Eduardo Belgrano, describe Piglia, “ha tratado de huir al Uruguay, pero una partida de la Mazorca lo acorrala, él consigue escapar, Amalia [viuda, tucumana] lo hospeda en la casa y surge un amor entre ellos” (escena que exigiría –si tuviéramos ganas, si tuviéramos tiempo, si nos diera la capacidad– una comparación con “Apéndice: Luba”, la segunda parte de la nouvelle “Nombre Falso” del mismo Piglia, aquella historia entre la prostituta y el anarquista que el narrador le atribuye a Arlt y que en verdad es la traducción de un cuento de Andreiev. Quién sabe, quizás algún día tengamos la capacidad, tengamos tiempo, tengamos ganas).

Para una parte de la crítica, podría considerarse la primera novela rioplatense. En ese caso, iría al top four de la literatura fundacional argentina del siglo XIX junto a El Matadero, Facundo y Martín Fierro, aunque esa es otra discusión. Pero lo cierto es que Amalia arrastra, sin que ello estuviera en el plano de su anhelo, un plagio. No un plagio del orden de la ficción, como se plantea en el mencionado “Nombre falso”, sino un plagio real y concreto.

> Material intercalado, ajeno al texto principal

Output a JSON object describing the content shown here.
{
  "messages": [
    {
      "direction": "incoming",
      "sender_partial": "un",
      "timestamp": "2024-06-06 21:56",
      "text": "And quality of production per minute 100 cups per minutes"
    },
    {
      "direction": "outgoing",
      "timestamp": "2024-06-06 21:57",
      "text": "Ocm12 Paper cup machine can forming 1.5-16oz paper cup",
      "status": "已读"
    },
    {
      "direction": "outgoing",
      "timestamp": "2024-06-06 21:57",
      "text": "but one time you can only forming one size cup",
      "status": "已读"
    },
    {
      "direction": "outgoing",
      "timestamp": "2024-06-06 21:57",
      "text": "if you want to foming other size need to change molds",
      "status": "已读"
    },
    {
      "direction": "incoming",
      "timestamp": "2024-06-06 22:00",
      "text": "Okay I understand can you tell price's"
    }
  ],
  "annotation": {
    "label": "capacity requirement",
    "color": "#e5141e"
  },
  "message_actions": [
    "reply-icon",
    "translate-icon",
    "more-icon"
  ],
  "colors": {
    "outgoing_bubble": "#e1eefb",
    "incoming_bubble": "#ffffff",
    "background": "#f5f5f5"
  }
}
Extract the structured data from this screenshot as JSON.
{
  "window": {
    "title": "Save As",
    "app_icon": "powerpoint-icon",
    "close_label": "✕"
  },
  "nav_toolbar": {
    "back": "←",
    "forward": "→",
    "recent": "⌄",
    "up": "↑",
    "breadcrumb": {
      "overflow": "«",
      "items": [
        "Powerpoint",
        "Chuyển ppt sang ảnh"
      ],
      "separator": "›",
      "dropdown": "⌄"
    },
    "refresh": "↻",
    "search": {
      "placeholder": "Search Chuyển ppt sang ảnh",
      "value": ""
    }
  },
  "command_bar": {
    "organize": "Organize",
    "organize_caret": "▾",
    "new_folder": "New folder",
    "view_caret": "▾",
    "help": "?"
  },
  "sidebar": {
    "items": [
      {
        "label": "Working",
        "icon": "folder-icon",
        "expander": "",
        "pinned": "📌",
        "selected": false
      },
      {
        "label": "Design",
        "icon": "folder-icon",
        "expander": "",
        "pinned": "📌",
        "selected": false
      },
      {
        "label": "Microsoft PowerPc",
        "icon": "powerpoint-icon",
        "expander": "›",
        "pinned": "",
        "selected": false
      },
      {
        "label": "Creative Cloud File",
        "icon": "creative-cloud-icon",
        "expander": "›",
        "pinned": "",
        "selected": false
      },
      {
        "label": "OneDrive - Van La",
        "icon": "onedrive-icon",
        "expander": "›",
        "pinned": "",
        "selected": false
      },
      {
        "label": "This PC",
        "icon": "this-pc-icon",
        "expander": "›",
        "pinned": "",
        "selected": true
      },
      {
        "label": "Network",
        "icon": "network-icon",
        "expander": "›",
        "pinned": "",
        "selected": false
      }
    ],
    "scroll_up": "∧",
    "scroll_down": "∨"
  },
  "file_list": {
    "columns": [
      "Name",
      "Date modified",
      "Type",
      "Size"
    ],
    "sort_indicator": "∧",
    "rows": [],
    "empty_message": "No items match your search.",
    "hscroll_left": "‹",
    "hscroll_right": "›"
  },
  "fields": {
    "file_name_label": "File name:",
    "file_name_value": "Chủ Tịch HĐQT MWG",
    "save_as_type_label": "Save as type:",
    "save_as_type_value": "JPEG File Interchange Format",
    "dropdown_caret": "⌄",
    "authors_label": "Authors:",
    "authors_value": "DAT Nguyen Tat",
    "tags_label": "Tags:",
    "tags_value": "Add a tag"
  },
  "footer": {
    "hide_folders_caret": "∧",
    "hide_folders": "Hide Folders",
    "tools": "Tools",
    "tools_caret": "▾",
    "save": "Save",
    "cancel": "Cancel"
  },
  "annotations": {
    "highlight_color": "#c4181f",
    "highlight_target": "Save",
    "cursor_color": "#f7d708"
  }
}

En 1867 se publica en París un libro que lleva por título La Mas-Horca, firmado por un tal Gustave Aimard. ¿Quién era Gustave Aimard? Era y no era. Se trataba del seudónimo –oh bella difuminación del concepto de autor, la sábana primera para el disfraz de fantasma con que cuentan los escritores– de Olivier Groux, nacido en la capital francesa en 1818 y muerto en la misma ciudad en 1883.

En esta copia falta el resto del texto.